Usually, perhaps even always, the athletes among us who win championships do so simply because they possess more passion and work harder at it in both practices and games.
Many take that passion and work ethic one step further and also practice their sport individually and privately with family members at home, in the gym, or on the field or court. The really dedicated athletes may practice like that year around with caring dads and moms always there for support and encouragement.
I know such passion and outstanding effort works because it worked for me once upon a time. And, as we now all know, it also worked for the 2005 Cherokee Braves baseball team.
Not to bore you with my "Glory Days" details, but in my late 20s I received a tennis racket for my birthday. I had never played tennis because way back then we thought just sissies played that foo-foo sport.
But, soon came Stan Smith, Arthur Ashe, Rod Laver and John Newcombe. And then Jimmy Connors and Chrissie Evert hit the scene and tennis was suddenly THE sport.
When I first started playing, I couldn't beat anybody and my volleys lasted one, maybe two hits. My weak backhand would bounce off cotton candy. It was embarrassing, frustrating and, many times, I considered quitting the sport.
After all, I played and had a passion for all sports and was considered a pretty darn good athlete. Why not tennis?
Tired of getting my bum handed to me on the tennis courts by young and old alike, one spring I decided to quit playing competitive tennis and simply go out all by myself and refine my game.
In the lower parking lot at the Cherokee Community Center, someone long ago had painted a black line the height of a tennis net on the huge concrete retaining wall. I would go there after work and hit balls against that wall for hours. If I hit one over the high wall, I would sprint up the steep hill and fetch the errant ball. Along with blisters on my hands and feet, I got in shape.
Sometimes, even at night, I would go hit balls against that wall with just enough light from the streetlights and security lights at the Community Center. Sometimes I would hit by my car lights. Man, I punished that wall for months all that spring and summer. I also jogged two miles every day of the week.
Now in top physical condition and brimming with self-made confidence, I was drilling forehands, backhands and serves at top speed. That fall, I returned to the courts with a big grin on my face and started winning most of the time. I even beat the college kid I had played dozens of times and had never won a single game from.
I played competitive tennis for about 20 years until a car wreck screwed up my back and neck and the pounds descended on me. I quickly rose through the local ranks to play at number one singles and doubles for our Cherokee team that many years ago played and excelled in the old Northwest Iowa Team Tennis League.
And all this because I made the decision and stuck to it to bust my bum to get better.

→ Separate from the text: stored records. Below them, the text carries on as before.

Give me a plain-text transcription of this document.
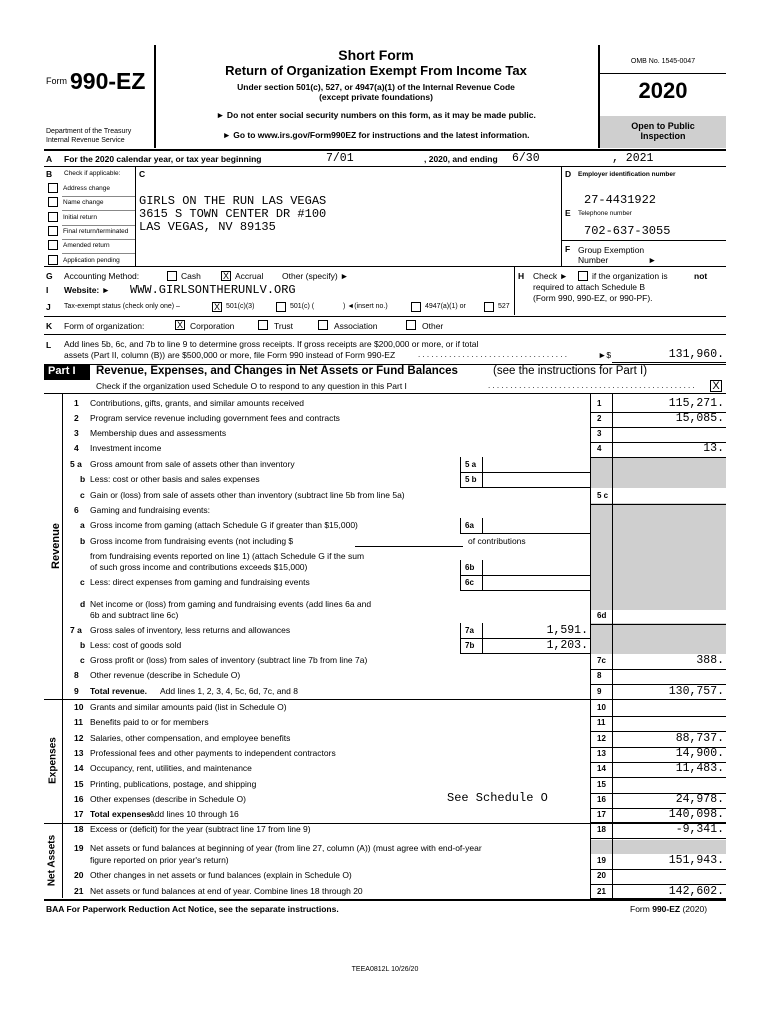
Form 990-EZ
Department of the Treasury
Internal Revenue Service
Short Form
Return of Organization Exempt From Income Tax
Under section 501(c), 527, or 4947(a)(1) of the Internal Revenue Code
(except private foundations)
► Do not enter social security numbers on this form, as it may be made public.
► Go to www.irs.gov/Form990EZ for instructions and the latest information.
OMB No. 1545-0047
2020
Open to Public
Inspection
A For the 2020 calendar year, or tax year beginning	7/01	, 2020, and ending 6/30	, 2021
B Check if applicable:
Address change
Name change
Initial return
Final return/terminated
Amended return
Application pending
C
GIRLS ON THE RUN LAS VEGAS
3615 S TOWN CENTER DR #100
LAS VEGAS, NV 89135
D Employer identification number
27-4431922
E Telephone number
702-637-3055
F Group Exemption
Number	►
G Accounting Method:	Cash X Accrual Other (specify) ►	H Check ►	if the organization is	not
required to attach Schedule B
(Form 990, 990-EZ, or 990-PF).
I Website: ► WWW.GIRLSONTHERUNLV.ORG
J Tax-exempt status (check only one) –	X 501(c)(3)	501(c) (	) ◄(insert no.)	4947(a)(1) or	527
K Form of organization:	X Corporation	Trust	Association	Other
L Add lines 5b, 6c, and 7b to line 9 to determine gross receipts. If gross receipts are $200,000 or more, or if total
assets (Part II, column (B)) are $500,000 or more, file Form 990 instead of Form 990-EZ	. . . . . . . . . . . . . . . . . . . . . . . . . . . . . . . . . .	►$	131,960.
Part I	Revenue, Expenses, and Changes in Net Assets or Fund Balances	(see the instructions for Part I)
Check if the organization used Schedule O to respond to any question in this Part I	. . . . . . . . . . . . . . . . . . . . . . . . . . . . . . . . . . . . . . . . . . . . . . .	X
Revenue
Expenses
Net Assets
1 Contributions, gifts, grants, and similar amounts received	1	115,271.
2 Program service revenue including government fees and contracts	2	15,085.
3 Membership dues and assessments	3
4 Investment income	4	13.
5 a Gross amount from sale of assets other than inventory	5 a
b Less: cost or other basis and sales expenses	5 b
c Gain or (loss) from sale of assets other than inventory (subtract line 5b from line 5a)	5 c
6 Gaming and fundraising events:
a Gross income from gaming (attach Schedule G if greater than $15,000)	6a
b Gross income from fundraising events (not including $	of contributions
from fundraising events reported on line 1) (attach Schedule G if the sum
of such gross income and contributions exceeds $15,000)	6b
c Less: direct expenses from gaming and fundraising events	6c
d Net income or (loss) from gaming and fundraising events (add lines 6a and
6b and subtract line 6c)	6d
7 a Gross sales of inventory, less returns and allowances	7a	1,591.
b Less: cost of goods sold	7b	1,203.
c Gross profit or (loss) from sales of inventory (subtract line 7b from line 7a)	7c	388.
8 Other revenue (describe in Schedule O)	8
9 Total revenue. Add lines 1, 2, 3, 4, 5c, 6d, 7c, and 8	9	130,757.
10 Grants and similar amounts paid (list in Schedule O)	10
11 Benefits paid to or for members	11
12 Salaries, other compensation, and employee benefits	12	88,737.
13 Professional fees and other payments to independent contractors	13	14,900.
14 Occupancy, rent, utilities, and maintenance	14	11,483.
15 Printing, publications, postage, and shipping	15
16 Other expenses (describe in Schedule O)	See Schedule O	16	24,978.
17 Total expenses.
Add lines 10 through 16	17	140,098.
18 Excess or (deficit) for the year (subtract line 17 from line 9)	18	-9,341.
19 Net assets or fund balances at beginning of year (from line 27, column (A)) (must agree with end-of-year
figure reported on prior year's return)	19	151,943.
20 Other changes in net assets or fund balances (explain in Schedule O)	20
21 Net assets or fund balances at end of year. Combine lines 18 through 20	21	142,602.
BAA For Paperwork Reduction Act Notice, see the separate instructions.	Form 990-EZ (2020)
TEEA0812L 10/26/20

I know if I had driven myself in the other sports like I did that time in tennis, that I would have played them much better, too.
I bring this all up because, just as I learned from my tennis, the success of the WHS girls basketball teams of late, and this year's baseball Braves, the harder you work and the more passion you have for your sport will surely pay vast rewards somewhere along the line.
Speaking of passion, long after Cherokee's bitter extra-inning loss at the state baseball tournament in Principal Park in Des Moines last week - with the fans all gone and the grounds crew grooming the field for the next day's games and the lights ready to be dimmed - there were a bunch of Braves out in left field playing catch!
They didn't want to leave! They didn't want this magical season to ever end! I can see and hear Ray Kinsella (Kevin Costner) saying it now, "Hey, dad, how about a game of catch?"
One other thing about passion. And, believe me, only the really good ones take it to this level.
In a restaurant at noon, the day the Braves were to begin district tournament baseball play in Cherokee, I ran into the father of one of Cherokee's players. We visited about the Braves' spectacular season and talked about the tourney and how cool it would be if they could make state.
Excited for the tournament game, the dad, a former high school baseball all-stater with a passion for the game, told me he had gone to the Cherokee ball field that morning "just to check it out."
As he was walking on the hill surveying the field, his son pulled up in a car. "What are you doing here?," the dad asked the son.
"I was bored at home and just came up here to see the field," replied the son, neither of them realizing some magical ESP was at work here.
Let me get this straight... It's been a long, hot regular season with games or practices six days a week for three solid months, the game was 10 hours away, yet this teen-ager in summertime, with cars, music, buddies, and girls all over the place, chose to come alone to the ballfield he's played on hundreds of times just to SEE it on game day?
And also to FEEL it.
So he and his dad just sat there on the hill, looking at the grass, dirt and geometrical genius of an empty ball diamond and savoring, beyond the belief of all except those who have before walked this path, the very essence of the game of baseball and, for the truly passionate, the anticipation and utter glee of another game just one more time.
And then, please God, one more time after that, and then one more after that, and one more after that...
Does such passion create winners, or do winners create such passion?
As that father and son, those Braves lingering in the Des Moines outfield at the end of their marvelous journey, and my old tennis awakening prove, it doesn't really matter, for one most definitely will lead to the other.